BA: One of the guiding principles for Vellum is to make eBook creation simple while ensuring a professional result on all platforms. We’re open to adding the ability for more customization, but we want to remain true to that principle. We’ve also received requests for more Book Styles and more style options, which we are excited to get to.
BW: Book Styles allow us to hide a lot of complexity, like the fact that different stores have different preferences for the formats of fonts and images, or that embedding a font in an ebook actually requires a specific kind of license. But we do recognize the value in customization, and we are thinking about ways authors can add their own touches.
As for more control over image layout, we have had actually heard a few requests for this, and we think it’s a great idea. We have it filed in our list of features to consider for the future.
What new features are in development that authors look forward to?
BA: A little bit ago, we released a major upgrade to Vellum (1.3) that made it really easy to create box sets. And our recent updates have introduced a few more features based on the feedback we’ve received since then. We’re currently thinking about what features to tackle next.
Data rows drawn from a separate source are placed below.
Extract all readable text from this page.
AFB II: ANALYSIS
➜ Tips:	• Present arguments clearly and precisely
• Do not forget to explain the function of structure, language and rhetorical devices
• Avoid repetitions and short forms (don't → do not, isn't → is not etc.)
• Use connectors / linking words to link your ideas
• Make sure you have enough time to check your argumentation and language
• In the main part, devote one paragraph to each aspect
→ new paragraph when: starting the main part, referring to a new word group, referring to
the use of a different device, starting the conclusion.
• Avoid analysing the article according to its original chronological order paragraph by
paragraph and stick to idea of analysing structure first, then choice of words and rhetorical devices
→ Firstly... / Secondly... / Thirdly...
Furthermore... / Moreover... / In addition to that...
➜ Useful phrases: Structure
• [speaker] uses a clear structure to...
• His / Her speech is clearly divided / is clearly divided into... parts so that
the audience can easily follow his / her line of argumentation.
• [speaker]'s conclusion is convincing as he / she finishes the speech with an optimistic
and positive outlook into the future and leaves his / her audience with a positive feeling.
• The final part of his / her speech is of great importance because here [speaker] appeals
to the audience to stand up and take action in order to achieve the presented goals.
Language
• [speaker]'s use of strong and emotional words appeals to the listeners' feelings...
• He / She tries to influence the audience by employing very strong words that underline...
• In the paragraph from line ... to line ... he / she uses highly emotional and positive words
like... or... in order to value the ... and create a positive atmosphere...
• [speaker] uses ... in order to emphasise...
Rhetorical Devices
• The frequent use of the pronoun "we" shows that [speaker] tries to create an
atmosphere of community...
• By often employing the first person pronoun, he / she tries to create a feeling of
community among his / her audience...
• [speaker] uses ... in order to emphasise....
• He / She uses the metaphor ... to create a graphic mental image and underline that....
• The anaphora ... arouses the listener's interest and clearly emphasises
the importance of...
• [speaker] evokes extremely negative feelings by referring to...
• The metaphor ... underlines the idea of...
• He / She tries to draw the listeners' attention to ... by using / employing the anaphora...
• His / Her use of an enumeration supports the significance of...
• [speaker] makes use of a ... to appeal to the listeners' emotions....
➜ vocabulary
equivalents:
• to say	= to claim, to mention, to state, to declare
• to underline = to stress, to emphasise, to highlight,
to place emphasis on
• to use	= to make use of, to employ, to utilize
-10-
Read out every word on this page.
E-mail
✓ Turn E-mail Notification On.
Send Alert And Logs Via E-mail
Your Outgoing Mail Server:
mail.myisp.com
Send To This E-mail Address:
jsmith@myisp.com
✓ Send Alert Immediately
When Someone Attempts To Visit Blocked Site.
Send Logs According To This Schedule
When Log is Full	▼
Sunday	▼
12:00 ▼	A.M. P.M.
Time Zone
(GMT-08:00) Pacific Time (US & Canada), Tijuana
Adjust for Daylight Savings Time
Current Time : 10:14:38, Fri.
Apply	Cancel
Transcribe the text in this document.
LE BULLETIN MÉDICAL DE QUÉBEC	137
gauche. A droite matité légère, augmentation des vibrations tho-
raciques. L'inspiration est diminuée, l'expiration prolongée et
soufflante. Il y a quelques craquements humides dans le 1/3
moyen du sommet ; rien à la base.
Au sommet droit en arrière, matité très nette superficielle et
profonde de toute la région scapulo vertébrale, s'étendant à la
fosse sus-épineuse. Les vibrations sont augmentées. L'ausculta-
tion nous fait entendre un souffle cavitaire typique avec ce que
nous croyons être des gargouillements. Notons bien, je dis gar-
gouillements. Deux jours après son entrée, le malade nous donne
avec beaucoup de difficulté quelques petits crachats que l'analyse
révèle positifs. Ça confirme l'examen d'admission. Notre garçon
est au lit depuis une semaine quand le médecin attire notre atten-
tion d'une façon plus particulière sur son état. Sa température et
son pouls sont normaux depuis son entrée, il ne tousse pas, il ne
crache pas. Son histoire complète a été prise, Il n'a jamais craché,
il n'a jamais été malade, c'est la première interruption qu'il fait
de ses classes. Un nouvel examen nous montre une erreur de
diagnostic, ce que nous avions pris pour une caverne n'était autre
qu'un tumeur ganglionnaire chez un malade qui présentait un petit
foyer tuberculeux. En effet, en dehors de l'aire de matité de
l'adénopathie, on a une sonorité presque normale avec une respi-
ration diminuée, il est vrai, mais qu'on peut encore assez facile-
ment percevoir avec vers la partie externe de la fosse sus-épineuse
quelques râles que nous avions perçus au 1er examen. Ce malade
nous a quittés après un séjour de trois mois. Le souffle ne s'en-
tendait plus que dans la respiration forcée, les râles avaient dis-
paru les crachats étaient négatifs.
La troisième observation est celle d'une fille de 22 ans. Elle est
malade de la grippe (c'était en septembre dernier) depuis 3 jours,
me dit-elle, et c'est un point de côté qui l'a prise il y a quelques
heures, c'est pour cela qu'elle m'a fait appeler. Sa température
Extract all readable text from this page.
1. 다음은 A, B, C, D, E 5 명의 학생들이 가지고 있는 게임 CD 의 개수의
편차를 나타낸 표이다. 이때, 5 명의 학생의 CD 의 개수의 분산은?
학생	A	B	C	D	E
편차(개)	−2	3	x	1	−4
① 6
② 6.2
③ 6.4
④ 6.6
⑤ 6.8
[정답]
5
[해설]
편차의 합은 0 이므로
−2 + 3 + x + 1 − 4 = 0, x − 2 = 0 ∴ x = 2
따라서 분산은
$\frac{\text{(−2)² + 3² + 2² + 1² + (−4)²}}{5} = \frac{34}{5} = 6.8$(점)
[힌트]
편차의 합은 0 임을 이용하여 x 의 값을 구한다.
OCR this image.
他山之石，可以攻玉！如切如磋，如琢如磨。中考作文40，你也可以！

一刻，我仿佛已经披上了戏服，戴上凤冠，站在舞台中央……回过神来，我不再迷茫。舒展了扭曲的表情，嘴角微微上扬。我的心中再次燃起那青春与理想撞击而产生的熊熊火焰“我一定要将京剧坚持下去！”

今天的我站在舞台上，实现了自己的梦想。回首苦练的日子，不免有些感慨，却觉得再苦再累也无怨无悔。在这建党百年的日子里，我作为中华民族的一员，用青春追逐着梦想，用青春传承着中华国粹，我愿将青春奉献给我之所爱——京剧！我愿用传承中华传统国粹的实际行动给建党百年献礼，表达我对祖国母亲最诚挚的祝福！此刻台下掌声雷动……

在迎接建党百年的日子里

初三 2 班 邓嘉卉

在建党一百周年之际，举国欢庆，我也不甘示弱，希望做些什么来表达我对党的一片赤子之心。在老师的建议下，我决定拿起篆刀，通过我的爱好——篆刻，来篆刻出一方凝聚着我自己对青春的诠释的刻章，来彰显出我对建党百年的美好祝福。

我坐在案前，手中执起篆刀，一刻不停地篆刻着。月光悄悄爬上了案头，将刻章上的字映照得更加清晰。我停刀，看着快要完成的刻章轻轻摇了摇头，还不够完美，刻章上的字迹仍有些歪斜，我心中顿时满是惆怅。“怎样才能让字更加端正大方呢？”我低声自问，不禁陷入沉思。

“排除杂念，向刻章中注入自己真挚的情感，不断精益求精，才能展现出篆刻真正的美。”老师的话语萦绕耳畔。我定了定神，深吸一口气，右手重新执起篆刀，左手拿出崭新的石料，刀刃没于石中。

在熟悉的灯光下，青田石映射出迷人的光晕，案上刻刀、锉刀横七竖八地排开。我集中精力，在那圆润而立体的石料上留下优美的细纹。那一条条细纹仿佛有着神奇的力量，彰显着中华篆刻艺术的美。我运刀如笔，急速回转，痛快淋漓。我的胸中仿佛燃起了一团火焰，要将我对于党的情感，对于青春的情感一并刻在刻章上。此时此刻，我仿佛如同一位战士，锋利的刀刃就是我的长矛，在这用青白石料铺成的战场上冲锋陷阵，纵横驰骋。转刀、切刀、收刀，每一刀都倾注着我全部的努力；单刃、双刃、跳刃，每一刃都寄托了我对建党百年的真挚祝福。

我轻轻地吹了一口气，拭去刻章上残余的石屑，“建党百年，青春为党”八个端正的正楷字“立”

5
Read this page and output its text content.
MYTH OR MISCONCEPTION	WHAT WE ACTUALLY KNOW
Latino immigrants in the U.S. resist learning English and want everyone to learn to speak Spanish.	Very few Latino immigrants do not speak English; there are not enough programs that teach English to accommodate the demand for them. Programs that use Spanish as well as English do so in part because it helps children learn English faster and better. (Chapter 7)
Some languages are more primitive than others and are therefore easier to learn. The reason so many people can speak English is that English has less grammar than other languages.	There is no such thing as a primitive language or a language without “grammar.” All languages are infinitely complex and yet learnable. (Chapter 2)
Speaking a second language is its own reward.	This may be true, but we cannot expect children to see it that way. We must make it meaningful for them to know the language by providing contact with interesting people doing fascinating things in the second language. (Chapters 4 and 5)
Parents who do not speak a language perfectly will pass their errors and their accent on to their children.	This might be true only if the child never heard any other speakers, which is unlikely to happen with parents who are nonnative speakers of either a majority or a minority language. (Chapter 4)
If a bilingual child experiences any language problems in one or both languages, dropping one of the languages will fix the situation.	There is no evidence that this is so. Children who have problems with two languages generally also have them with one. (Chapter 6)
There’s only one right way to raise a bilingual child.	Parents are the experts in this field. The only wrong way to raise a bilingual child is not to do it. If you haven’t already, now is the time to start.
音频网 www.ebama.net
If you’ve made it this far in this interview, then you’ve got a pretty good guess as to the list we’re choosing from!
BW: The 1.3 upgrade is when we added support for Kobo and Google Play as well. We had (and still have) a lot of possible features to choose from, but these seemed like what would most benefit our users based on what we saw as trends in publishing and what we heard via feedback. We’ll keep those same things in mind as we decide what’s next.
Thank you for joining us, Brad and Brad!